El monstruo así descrito se llama uroboros o uróboros, «el que se devora la cola». Representa el eterno retorno, el ciclo de las cosas que se mantienen para siempre, mutando su forma por medio de un proceso de destrucción y nueva creación.

Las ciudades también constituyen ejemplos apropiados de este misma idea, reconstruyéndose sobre el mismo solar a partir de las preexistencias, alternando sabiamente sus juegos de sincronía y diacronía, «engendrando perpetuamente su propio pasado» en palabras de Juan Goytisolo.

En realidad, es un comportamiento también observado en especies animales. Se dice que si se pone el extremo del abdomen de una libélula al alcance de sus propias mandíbulas, comenzará a comerse a sí misma hasta la muerte. También consta que ocurre lo mismo con algunas culebras, y el desenlace suele ser fatal para el ejemplar.

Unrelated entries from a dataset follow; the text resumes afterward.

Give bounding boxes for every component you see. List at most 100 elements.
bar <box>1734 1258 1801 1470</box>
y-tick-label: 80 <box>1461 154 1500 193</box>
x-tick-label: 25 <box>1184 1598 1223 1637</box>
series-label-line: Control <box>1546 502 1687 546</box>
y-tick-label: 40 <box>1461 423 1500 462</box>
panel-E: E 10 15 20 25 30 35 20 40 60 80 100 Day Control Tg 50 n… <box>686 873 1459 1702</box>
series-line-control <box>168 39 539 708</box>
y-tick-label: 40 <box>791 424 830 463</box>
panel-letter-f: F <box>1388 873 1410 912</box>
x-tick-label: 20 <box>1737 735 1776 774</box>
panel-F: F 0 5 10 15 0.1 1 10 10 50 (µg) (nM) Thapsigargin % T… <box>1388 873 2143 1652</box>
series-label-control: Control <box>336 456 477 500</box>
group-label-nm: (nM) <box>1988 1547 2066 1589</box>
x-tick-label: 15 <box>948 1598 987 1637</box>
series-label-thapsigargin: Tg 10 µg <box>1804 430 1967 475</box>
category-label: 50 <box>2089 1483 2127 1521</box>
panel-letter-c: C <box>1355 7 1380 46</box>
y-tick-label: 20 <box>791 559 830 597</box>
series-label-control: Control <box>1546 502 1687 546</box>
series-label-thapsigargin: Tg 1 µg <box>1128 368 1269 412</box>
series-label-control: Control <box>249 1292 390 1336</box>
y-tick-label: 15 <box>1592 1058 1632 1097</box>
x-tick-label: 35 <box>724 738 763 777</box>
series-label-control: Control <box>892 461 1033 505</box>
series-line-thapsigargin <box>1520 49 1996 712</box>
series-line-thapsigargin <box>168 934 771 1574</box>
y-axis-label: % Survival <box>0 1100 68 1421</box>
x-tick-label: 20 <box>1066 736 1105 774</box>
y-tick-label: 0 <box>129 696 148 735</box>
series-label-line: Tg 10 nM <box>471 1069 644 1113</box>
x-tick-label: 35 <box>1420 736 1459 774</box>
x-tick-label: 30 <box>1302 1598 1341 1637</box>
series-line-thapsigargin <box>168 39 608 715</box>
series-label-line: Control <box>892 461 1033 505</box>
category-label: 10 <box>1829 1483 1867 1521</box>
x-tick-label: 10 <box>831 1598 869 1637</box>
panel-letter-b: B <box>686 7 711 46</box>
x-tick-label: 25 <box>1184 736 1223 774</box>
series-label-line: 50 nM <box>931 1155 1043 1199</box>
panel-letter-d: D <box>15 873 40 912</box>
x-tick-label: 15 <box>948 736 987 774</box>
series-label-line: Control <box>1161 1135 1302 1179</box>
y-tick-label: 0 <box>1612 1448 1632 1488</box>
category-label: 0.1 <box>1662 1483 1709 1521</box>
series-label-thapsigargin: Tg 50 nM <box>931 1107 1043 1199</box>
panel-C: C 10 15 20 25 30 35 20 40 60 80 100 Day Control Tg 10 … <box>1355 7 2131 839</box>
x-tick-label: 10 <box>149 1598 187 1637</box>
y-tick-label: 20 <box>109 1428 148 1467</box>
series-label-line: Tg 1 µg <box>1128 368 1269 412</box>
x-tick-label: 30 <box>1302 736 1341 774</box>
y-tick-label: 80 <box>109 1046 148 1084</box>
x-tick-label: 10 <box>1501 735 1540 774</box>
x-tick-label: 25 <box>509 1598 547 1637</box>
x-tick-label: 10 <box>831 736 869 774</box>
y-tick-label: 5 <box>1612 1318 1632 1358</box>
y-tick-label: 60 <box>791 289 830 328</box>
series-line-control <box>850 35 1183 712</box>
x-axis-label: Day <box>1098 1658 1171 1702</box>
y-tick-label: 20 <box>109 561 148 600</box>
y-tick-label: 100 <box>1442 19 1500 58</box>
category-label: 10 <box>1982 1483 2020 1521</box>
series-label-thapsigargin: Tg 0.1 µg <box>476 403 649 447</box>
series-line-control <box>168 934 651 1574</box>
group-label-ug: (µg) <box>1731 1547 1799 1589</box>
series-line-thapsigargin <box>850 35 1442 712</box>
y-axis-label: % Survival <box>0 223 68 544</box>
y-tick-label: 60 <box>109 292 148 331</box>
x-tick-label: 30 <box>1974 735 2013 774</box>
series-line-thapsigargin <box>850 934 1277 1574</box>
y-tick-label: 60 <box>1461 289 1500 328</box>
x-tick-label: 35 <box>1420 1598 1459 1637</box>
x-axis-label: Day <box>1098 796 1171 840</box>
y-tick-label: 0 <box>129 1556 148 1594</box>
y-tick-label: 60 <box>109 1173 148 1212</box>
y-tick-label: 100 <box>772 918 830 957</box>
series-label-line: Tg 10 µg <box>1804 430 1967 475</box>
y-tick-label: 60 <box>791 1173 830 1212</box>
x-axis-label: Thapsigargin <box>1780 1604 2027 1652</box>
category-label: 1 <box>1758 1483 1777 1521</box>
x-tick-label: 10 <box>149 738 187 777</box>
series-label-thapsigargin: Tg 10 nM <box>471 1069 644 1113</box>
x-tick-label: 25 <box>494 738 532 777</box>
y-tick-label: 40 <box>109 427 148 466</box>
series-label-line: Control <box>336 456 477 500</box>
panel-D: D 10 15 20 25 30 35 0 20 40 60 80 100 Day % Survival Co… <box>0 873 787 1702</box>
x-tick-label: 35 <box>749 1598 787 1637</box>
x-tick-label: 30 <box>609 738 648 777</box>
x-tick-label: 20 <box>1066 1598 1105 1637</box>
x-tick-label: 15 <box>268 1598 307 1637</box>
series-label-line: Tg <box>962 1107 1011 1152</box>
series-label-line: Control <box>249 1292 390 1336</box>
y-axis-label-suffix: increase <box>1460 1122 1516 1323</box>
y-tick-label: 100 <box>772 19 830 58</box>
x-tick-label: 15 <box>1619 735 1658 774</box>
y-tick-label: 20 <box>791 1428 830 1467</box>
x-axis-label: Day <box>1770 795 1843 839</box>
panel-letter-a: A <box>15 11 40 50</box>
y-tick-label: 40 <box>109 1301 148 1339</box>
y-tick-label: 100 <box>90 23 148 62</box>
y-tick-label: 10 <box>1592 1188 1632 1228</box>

¿Y las ciudades? Hay algunas que sacrifican sus mejores valores para seguir engordando sin medida: devoran su patrimonio, sus espacios de convivencia, sus árboles y su paisaje, algunas hasta su dignidad e incluso sus propios habitantes.

¿Cuál es la frontera entre la autofagia y el autocanibalismo? ¿Dónde acaba la regeneración y aparece la enfermedad? Urge definir ese límite antes de que el equilibrio se rompa, antes de que las constantes vitales del espécimen desciendan por debajo de lo recuperable.